He looked at the ceiling beams.
“Thinking about Sara.”
“Yeah,” she said. “Me too.”
He shifted closer.
“Tomorrow we start the hunt.”
“We will.”
“She’s still our priority.”
“Always.”
He brushed his mouth against hers again — slower now.
“I’m not sorry either,” he said.
Inside, something had changed.
His hand stayed over that scar long after she fell asleep, as if he’d already decided it mattered.
22
Sheriff Burke Scott
The radio crackled to life just after dawn. Static, then Scout’s voice—rough but steady—cut through.
“We’re good, Burke. Cabin held.”
Burke rubbed a hand over his face.
“Copy that. Sit tight. I’ll be up in a couple hours.”
Snow spat sideways across the ridges. He stood outside the station, in Carhartt coveralls and boots, coffee cooling in his hand, eyes on the thinning pale line of the mountains. Roads were useless—ice, drifts, downed limbs everywhere. Snowmobiles were the only option.
The chopper came in low from Asheville, rotor wash hammering the back lot. Two men dropped out as soon as the skids kissed asphalt—Kyle Denton and Alan McHan. SBI.

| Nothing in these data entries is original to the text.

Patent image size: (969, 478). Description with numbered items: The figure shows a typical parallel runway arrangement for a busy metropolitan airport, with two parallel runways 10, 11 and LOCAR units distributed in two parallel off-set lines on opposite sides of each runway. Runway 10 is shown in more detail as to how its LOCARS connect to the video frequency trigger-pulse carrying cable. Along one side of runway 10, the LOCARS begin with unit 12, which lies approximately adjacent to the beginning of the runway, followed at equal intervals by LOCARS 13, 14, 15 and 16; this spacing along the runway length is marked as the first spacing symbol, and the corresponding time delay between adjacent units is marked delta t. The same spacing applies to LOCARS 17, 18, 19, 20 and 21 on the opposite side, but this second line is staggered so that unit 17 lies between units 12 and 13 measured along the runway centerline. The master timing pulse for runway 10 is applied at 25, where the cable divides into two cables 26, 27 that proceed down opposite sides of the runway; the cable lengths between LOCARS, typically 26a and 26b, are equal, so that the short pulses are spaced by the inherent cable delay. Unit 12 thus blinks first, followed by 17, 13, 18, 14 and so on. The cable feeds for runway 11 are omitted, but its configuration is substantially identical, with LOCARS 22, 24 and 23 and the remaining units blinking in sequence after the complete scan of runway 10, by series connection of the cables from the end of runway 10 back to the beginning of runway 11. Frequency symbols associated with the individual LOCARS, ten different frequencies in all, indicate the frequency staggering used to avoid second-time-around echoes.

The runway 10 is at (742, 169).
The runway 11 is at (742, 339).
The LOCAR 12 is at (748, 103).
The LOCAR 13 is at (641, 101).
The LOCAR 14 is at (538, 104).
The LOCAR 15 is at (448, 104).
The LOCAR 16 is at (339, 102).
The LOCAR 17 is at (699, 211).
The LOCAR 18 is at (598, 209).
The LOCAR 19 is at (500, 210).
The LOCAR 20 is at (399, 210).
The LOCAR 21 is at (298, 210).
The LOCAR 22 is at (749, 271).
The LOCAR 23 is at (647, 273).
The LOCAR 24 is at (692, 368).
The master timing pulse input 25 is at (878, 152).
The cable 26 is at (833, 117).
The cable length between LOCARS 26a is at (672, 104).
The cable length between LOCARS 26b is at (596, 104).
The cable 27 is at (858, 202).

Burke didn’t bother with a handshake.
“You’re late.”
“HQ sent us the minute they lost contact with Quinn,” Dentonsaid, breath fogging. “We were told she’s holed up somewhere with one of your men.”
“She is,” Burke said. “Scout Wilson. They’re fine.”
Denton nodded stiffly.
“We’ll take it from here.”
“Yeah?” Burke jerked his thumb toward the alley. “Truck’s out back. You boys can ride with me.”

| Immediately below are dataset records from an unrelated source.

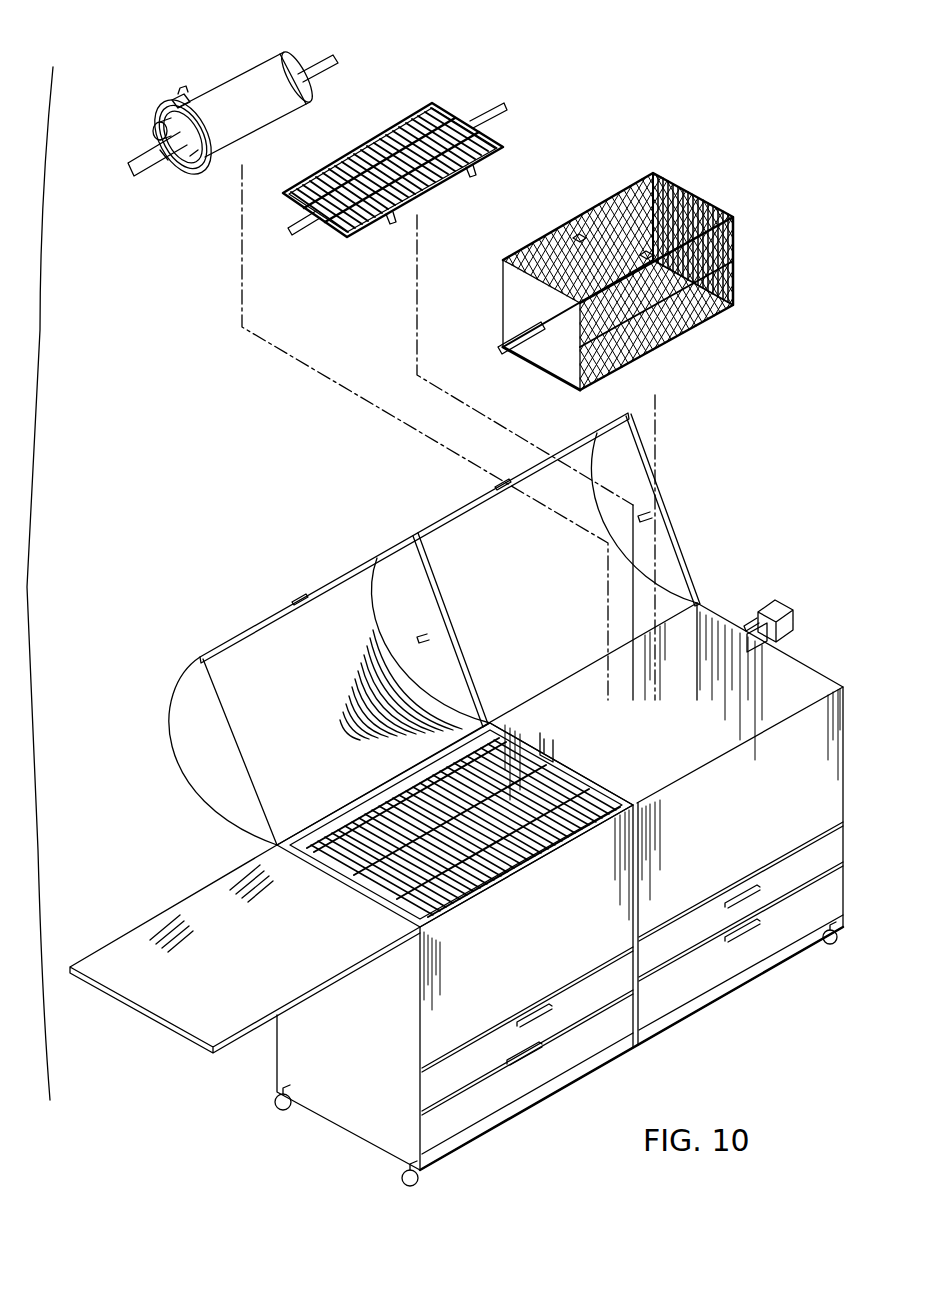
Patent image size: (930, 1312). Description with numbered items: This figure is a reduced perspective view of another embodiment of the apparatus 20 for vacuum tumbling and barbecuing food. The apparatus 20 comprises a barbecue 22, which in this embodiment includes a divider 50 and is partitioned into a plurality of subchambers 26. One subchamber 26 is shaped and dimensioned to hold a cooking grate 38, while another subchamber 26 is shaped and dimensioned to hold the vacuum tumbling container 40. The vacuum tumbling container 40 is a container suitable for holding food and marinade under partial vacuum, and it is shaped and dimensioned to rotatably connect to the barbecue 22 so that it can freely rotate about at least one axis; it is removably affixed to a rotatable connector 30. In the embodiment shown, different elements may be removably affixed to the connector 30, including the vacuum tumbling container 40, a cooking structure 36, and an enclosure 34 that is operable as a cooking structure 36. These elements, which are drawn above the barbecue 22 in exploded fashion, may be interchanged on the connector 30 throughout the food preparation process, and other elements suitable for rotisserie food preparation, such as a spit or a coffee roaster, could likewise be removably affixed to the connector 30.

The apparatus 20 is at (144, 331).
The barbecue 22 is at (239, 484).
The subchamber 26 is at (798, 674).
The rotatable connector 30 is at (128, 140).
The enclosure 34 is at (580, 217).
The cooking structure 36 is at (343, 153).
The cooking grate 38 is at (294, 832).
The vacuum tumbling container 40 is at (197, 97).
The divider 50 is at (609, 744).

Ten minutes later, Burke’s F-250 was grinding up the ridge road, chains biting into ice. The trailer behind them rattled, three snowmobiles ratcheted down and waiting. Denton and McHan rode in tight-lipped silence, watching the snow stack higher against the guardrail.
When the drifts finally swallowed the asphalt, Burke killed the engine.
“We ride from here,” he said, swinging down.